Dunn substantiates his theories and findings by highlighting the Irish potato famine that occurred from1845 to 1849. Irish farmers used the plow and adopted monoculture with barely any genetic variation between plants. What occurred in reality was that disease began engulfing one field after another, which then engulfed all fields of the same crop, since the potato fields were adjoining one another.
This form of monoculture emulated the age old adage, “Don’t put all your eggs into one basket”. The practice resulted in all areas, under potato cultivation, being afflicted by blight, a fungal disease. Thus arose a famine, which paradoxically affected mainly the potato crop — the staple food of the Irish.
Yet about 300,000 tons of grain was annually exported between 1846 and 1848, with the Irish famine at its peak. Charles Trevelyan, assistant secretary to the treasury, wrote about curtailing the population of Ireland and expressed these inexplicable thoughts, “The Irish famine is a direct stroke of an all wise and all merciful providence.” Such actions by humanity have been explained by Dunn, who elaborates that the human race is in trouble by depleting the number of species of staple crops, which are the most basic of our foodstuffs like wheat, rice, corn or cassava. Cassava provides the greatest number of calories within the African diet. It is a highly productive species and efficient pesticides have been created for this crop’s protection.

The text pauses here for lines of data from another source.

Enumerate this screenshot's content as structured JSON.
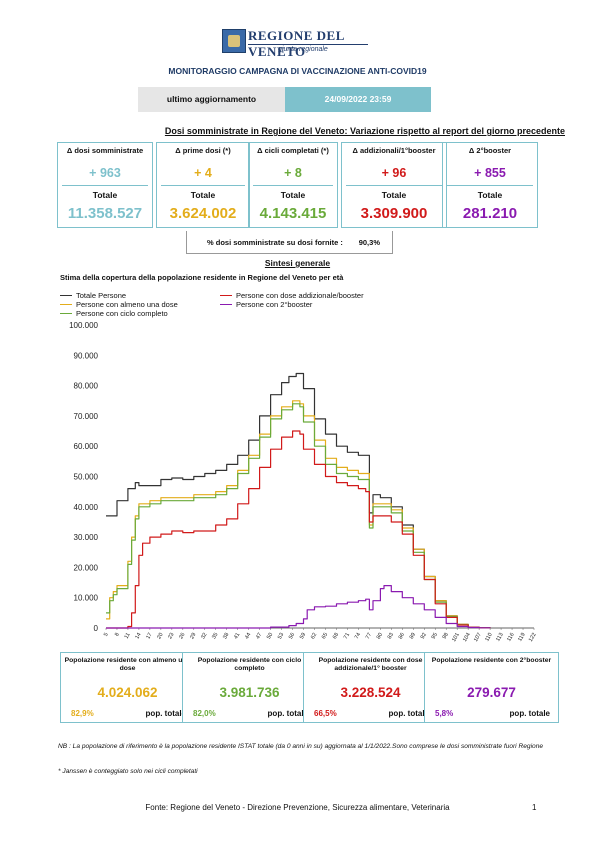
{
  "header": {
    "logo_name": "REGIONE DEL VENETO",
    "logo_sub": "giunta regionale",
    "title": "MONITORAGGIO CAMPAGNA DI VACCINAZIONE ANTI-COVID19",
    "update_label": "ultimo aggiornamento",
    "update_value": "24/09/2022 23:59"
  },
  "delta_section": {
    "title": "Dosi somministrate in Regione del Veneto: Variazione rispetto al report del giorno precedente",
    "total_label": "Totale",
    "cards": [
      {
        "label": "Δ dosi somministrate",
        "delta": "+ 963",
        "total": "11.358.527",
        "color": "#7ec1cc"
      },
      {
        "label": "Δ prime dosi (*)",
        "delta": "+ 4",
        "total": "3.624.002",
        "color": "#e3ad1b"
      },
      {
        "label": "Δ cicli completati (*)",
        "delta": "+ 8",
        "total": "4.143.415",
        "color": "#6aaa3a"
      },
      {
        "label": "Δ addizionali/1°booster",
        "delta": "+ 96",
        "total": "3.309.900",
        "color": "#d11a1a"
      },
      {
        "label": "Δ 2°booster",
        "delta": "+ 855",
        "total": "281.210",
        "color": "#8a1ab0"
      }
    ],
    "pct_label": "% dosi somministrate su dosi fornite :",
    "pct_value": "90,3%"
  },
  "synthesis": {
    "title": "Sintesi generale",
    "chart_title": "Stima della copertura della popolazione residente in Regione del Veneto per età"
  },
  "chart_data": {
    "type": "line",
    "title": "Stima della copertura della popolazione residente in Regione del Veneto per età",
    "xlabel": "",
    "ylabel": "",
    "ylim": [
      0,
      100000
    ],
    "yticks": [
      "0",
      "10.000",
      "20.000",
      "30.000",
      "40.000",
      "50.000",
      "60.000",
      "70.000",
      "80.000",
      "90.000",
      "100.000"
    ],
    "xticks": [
      "5",
      "8",
      "11",
      "14",
      "17",
      "20",
      "23",
      "26",
      "29",
      "32",
      "35",
      "38",
      "41",
      "44",
      "47",
      "50",
      "53",
      "56",
      "59",
      "62",
      "65",
      "68",
      "71",
      "74",
      "77",
      "80",
      "83",
      "86",
      "89",
      "92",
      "95",
      "98",
      "101",
      "104",
      "107",
      "110",
      "113",
      "116",
      "119",
      "122"
    ],
    "legend_position": "top",
    "grid": false,
    "series": [
      {
        "name": "Totale Persone",
        "color": "#333333",
        "x": [
          5,
          8,
          11,
          13,
          14,
          17,
          20,
          23,
          26,
          29,
          32,
          35,
          38,
          41,
          44,
          47,
          50,
          53,
          55,
          57,
          59,
          62,
          65,
          68,
          71,
          74,
          76,
          77,
          78,
          80,
          83,
          86,
          89,
          92,
          95,
          98,
          101,
          104,
          107,
          110
        ],
        "y": [
          37000,
          42000,
          46000,
          48000,
          47000,
          47000,
          49000,
          49500,
          49000,
          50000,
          51000,
          52000,
          54000,
          57000,
          62000,
          70000,
          77000,
          81000,
          83000,
          84000,
          79000,
          69000,
          64000,
          60000,
          58000,
          57000,
          57000,
          38000,
          44000,
          43000,
          40000,
          34000,
          26000,
          17000,
          9000,
          4000,
          1200,
          300,
          100,
          30
        ]
      },
      {
        "name": "Persone con almeno una dose",
        "color": "#e3ad1b",
        "x": [
          5,
          6,
          7,
          8,
          11,
          12,
          13,
          14,
          17,
          20,
          23,
          26,
          29,
          32,
          35,
          38,
          41,
          44,
          47,
          50,
          53,
          56,
          58,
          59,
          62,
          65,
          68,
          71,
          74,
          76,
          77,
          78,
          80,
          83,
          86,
          89,
          92,
          95,
          98,
          101,
          104,
          107,
          110
        ],
        "y": [
          3000,
          10000,
          12000,
          14000,
          22000,
          30000,
          37000,
          41000,
          42000,
          43000,
          43000,
          43000,
          44000,
          44000,
          45000,
          47000,
          52000,
          57000,
          64000,
          70000,
          73000,
          75000,
          74000,
          70000,
          62000,
          56000,
          53000,
          52000,
          51000,
          51000,
          34000,
          41000,
          41000,
          39000,
          33000,
          26000,
          17000,
          9000,
          4000,
          1200,
          300,
          100,
          30
        ]
      },
      {
        "name": "Persone con ciclo completo",
        "color": "#6aaa3a",
        "x": [
          5,
          6,
          7,
          8,
          11,
          12,
          13,
          14,
          17,
          20,
          23,
          26,
          29,
          32,
          35,
          38,
          41,
          44,
          47,
          50,
          53,
          56,
          58,
          59,
          62,
          65,
          68,
          71,
          74,
          76,
          77,
          78,
          80,
          83,
          86,
          89,
          92,
          95,
          98,
          101,
          104,
          107,
          110
        ],
        "y": [
          5000,
          9000,
          11000,
          13000,
          21000,
          29000,
          36000,
          40000,
          41000,
          42000,
          42000,
          42000,
          43000,
          43000,
          44000,
          46000,
          51000,
          56000,
          63000,
          69000,
          72000,
          74000,
          73000,
          68000,
          60000,
          54000,
          51000,
          50000,
          49000,
          49000,
          33000,
          40000,
          40000,
          38000,
          32000,
          25000,
          16000,
          8500,
          3800,
          1100,
          300,
          100,
          30
        ]
      },
      {
        "name": "Persone con dose addizionale/booster",
        "color": "#d11a1a",
        "x": [
          5,
          11,
          12,
          13,
          14,
          15,
          17,
          20,
          23,
          26,
          29,
          32,
          35,
          38,
          41,
          44,
          47,
          50,
          53,
          56,
          58,
          59,
          62,
          65,
          68,
          71,
          74,
          76,
          77,
          78,
          80,
          83,
          86,
          89,
          92,
          95,
          98,
          101,
          104,
          107,
          110
        ],
        "y": [
          0,
          500,
          5000,
          14000,
          24000,
          28000,
          30000,
          31000,
          32000,
          31500,
          32000,
          32000,
          34000,
          36000,
          41000,
          46000,
          53000,
          59000,
          63000,
          65000,
          64000,
          59000,
          54000,
          50000,
          48000,
          47000,
          46000,
          45000,
          35000,
          37000,
          37000,
          35000,
          31000,
          24000,
          16000,
          8000,
          3500,
          1000,
          250,
          80,
          20
        ]
      },
      {
        "name": "Persone con 2°booster",
        "color": "#8a1ab0",
        "x": [
          5,
          50,
          55,
          57,
          59,
          60,
          62,
          65,
          68,
          71,
          74,
          76,
          77,
          78,
          80,
          81,
          83,
          86,
          89,
          92,
          95,
          98,
          101,
          104,
          107,
          110
        ],
        "y": [
          0,
          300,
          800,
          1500,
          3000,
          6000,
          7000,
          7200,
          8000,
          8500,
          9000,
          9500,
          6000,
          9000,
          13000,
          14000,
          12000,
          10000,
          8000,
          6000,
          3500,
          1500,
          500,
          150,
          50,
          10
        ]
      }
    ]
  },
  "population_boxes": [
    {
      "heading": "Popolazione residente con almeno una dose",
      "value": "4.024.062",
      "pct": "82,9%",
      "pct_label": "pop. totale",
      "color": "#e3ad1b"
    },
    {
      "heading": "Popolazione residente con ciclo completo",
      "value": "3.981.736",
      "pct": "82,0%",
      "pct_label": "pop. totale",
      "color": "#6aaa3a"
    },
    {
      "heading": "Popolazione residente con dose addizionale/1° booster",
      "value": "3.228.524",
      "pct": "66,5%",
      "pct_label": "pop. totale",
      "color": "#d11a1a"
    },
    {
      "heading": "Popolazione residente con 2°booster",
      "value": "279.677",
      "pct": "5,8%",
      "pct_label": "pop. totale",
      "color": "#8a1ab0"
    }
  ],
  "notes": {
    "nb": "NB : La popolazione di riferimento è la popolazione residente ISTAT totale (da 0 anni in su) aggiornata  al 1/1/2022.Sono comprese le dosi somministrate fuori Regione",
    "janssen": "* Janssen è conteggiato solo nei cicli completati"
  },
  "footer": {
    "source": "Fonte: Regione del Veneto - Direzione Prevenzione, Sicurezza alimentare, Veterinaria",
    "page": "1"
  }
}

That said, pests “learn” how to combat the pesticide and that culminates in crop failure or at worse, famine. Dunn narrates his travels around the world and investigates successes and failures of efforts by farmers, synchronising these visits with scientists, to study and reverse natural setbacks against crops. He describes a remarkable policy, where wasps were introduced to kill mealy bugs that were destroying cassava in Africa.
He praises the Russians, who during World War II, gave up their lives to protect a seed bank in Leningrad. Dunn’s account conveys a clarion call, but also assures humanity that it is possible to reverse this way of cultivating plants that sustain us. Let us not ignore the agricultural sectors whose leaders have been perpetuating a sustainable policy for decades.

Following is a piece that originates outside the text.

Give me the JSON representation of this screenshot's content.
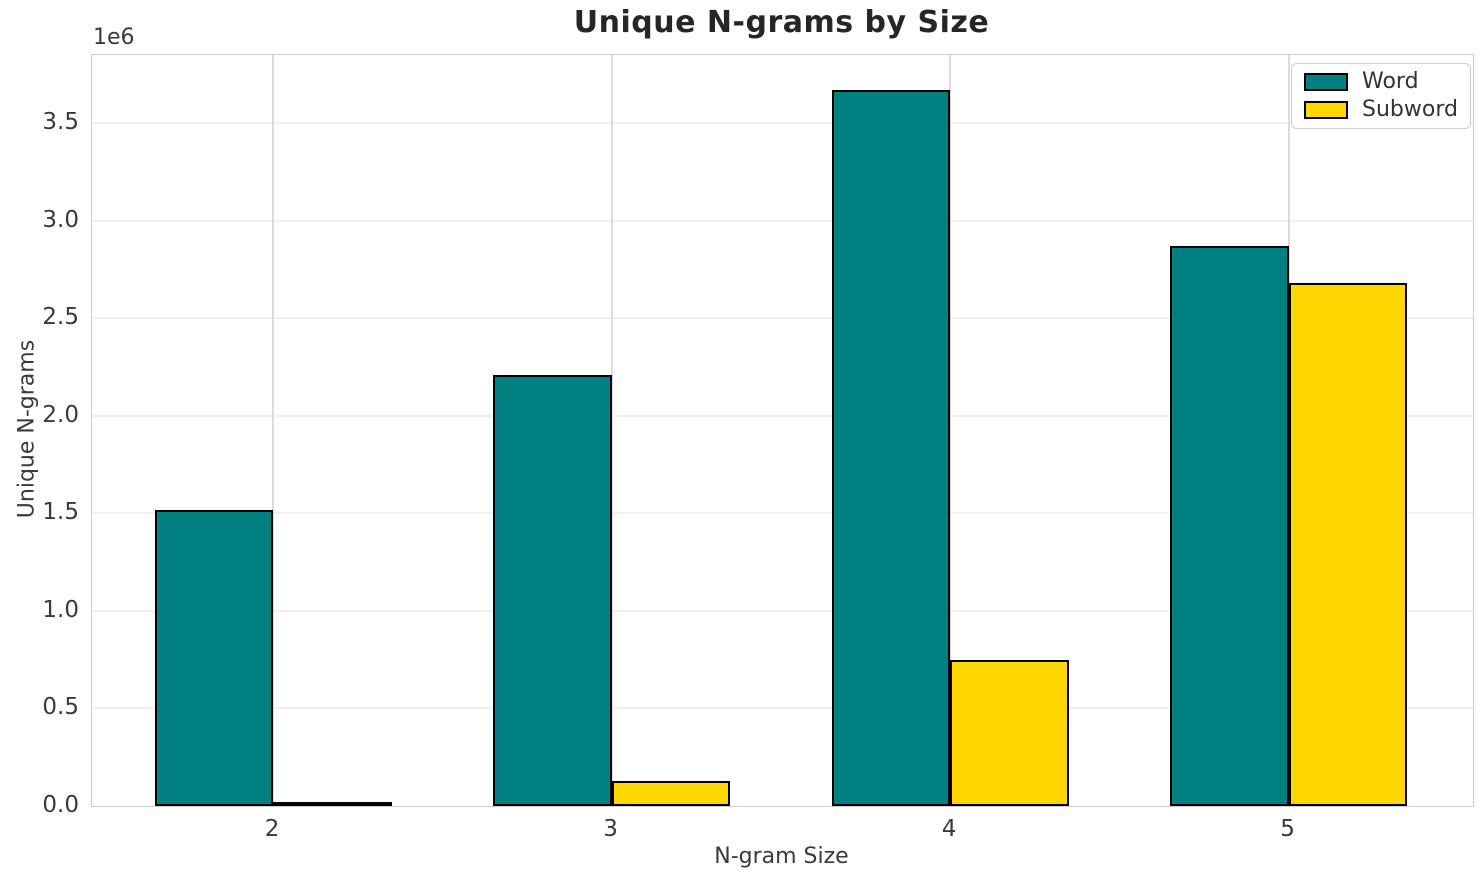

The expanse of tea estates occupy a significant area and while the amount of tea used in the preparation of a single cup may seem almost negligible, over four million tons of tea is produced annually across the world. As a beverage, it is a natural drink in its simplest form, comprising dried tea leaves. To highlight companies producing tea without harming the environment, it will be relevant to discern how the largest in the world, the Williamson Magor Group, has been adhering to policies which, in turn, harmonise with nature.

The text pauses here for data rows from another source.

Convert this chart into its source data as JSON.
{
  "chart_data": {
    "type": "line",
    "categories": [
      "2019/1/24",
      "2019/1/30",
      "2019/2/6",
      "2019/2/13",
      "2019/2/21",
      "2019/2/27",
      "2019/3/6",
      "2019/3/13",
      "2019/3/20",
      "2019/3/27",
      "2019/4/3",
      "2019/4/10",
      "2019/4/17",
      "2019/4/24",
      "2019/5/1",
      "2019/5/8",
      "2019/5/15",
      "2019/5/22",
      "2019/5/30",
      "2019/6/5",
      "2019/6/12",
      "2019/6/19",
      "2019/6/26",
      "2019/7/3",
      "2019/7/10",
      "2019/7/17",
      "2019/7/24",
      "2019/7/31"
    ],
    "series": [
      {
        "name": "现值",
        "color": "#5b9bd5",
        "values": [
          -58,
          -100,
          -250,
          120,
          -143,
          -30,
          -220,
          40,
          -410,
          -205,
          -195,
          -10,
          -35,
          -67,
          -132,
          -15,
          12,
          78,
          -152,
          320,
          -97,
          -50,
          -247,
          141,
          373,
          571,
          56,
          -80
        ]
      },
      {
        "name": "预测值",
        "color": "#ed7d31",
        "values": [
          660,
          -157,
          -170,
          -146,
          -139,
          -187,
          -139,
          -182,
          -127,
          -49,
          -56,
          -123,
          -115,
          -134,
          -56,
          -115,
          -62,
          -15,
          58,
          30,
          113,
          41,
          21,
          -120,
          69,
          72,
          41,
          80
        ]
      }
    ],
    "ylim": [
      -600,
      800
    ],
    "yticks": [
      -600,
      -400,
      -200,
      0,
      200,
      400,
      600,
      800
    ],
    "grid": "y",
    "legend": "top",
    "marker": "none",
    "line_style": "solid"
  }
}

That includes organic forms of cultivation, focusing on Rainforest Alliance certification, using degradable packing material, thus caring for people and the planet. The BM Khaitan-led company tries to leave no stone unturned in a bid to protect the earth. PK Murari of Williamson Magor, stationed in Assam, empathically encourages vermicompost with earthworms that fertilise the soil and add porosity thereby giving the earth a friable texture.These precepts give credence to the larger picture, which Dunn has articulated in his book.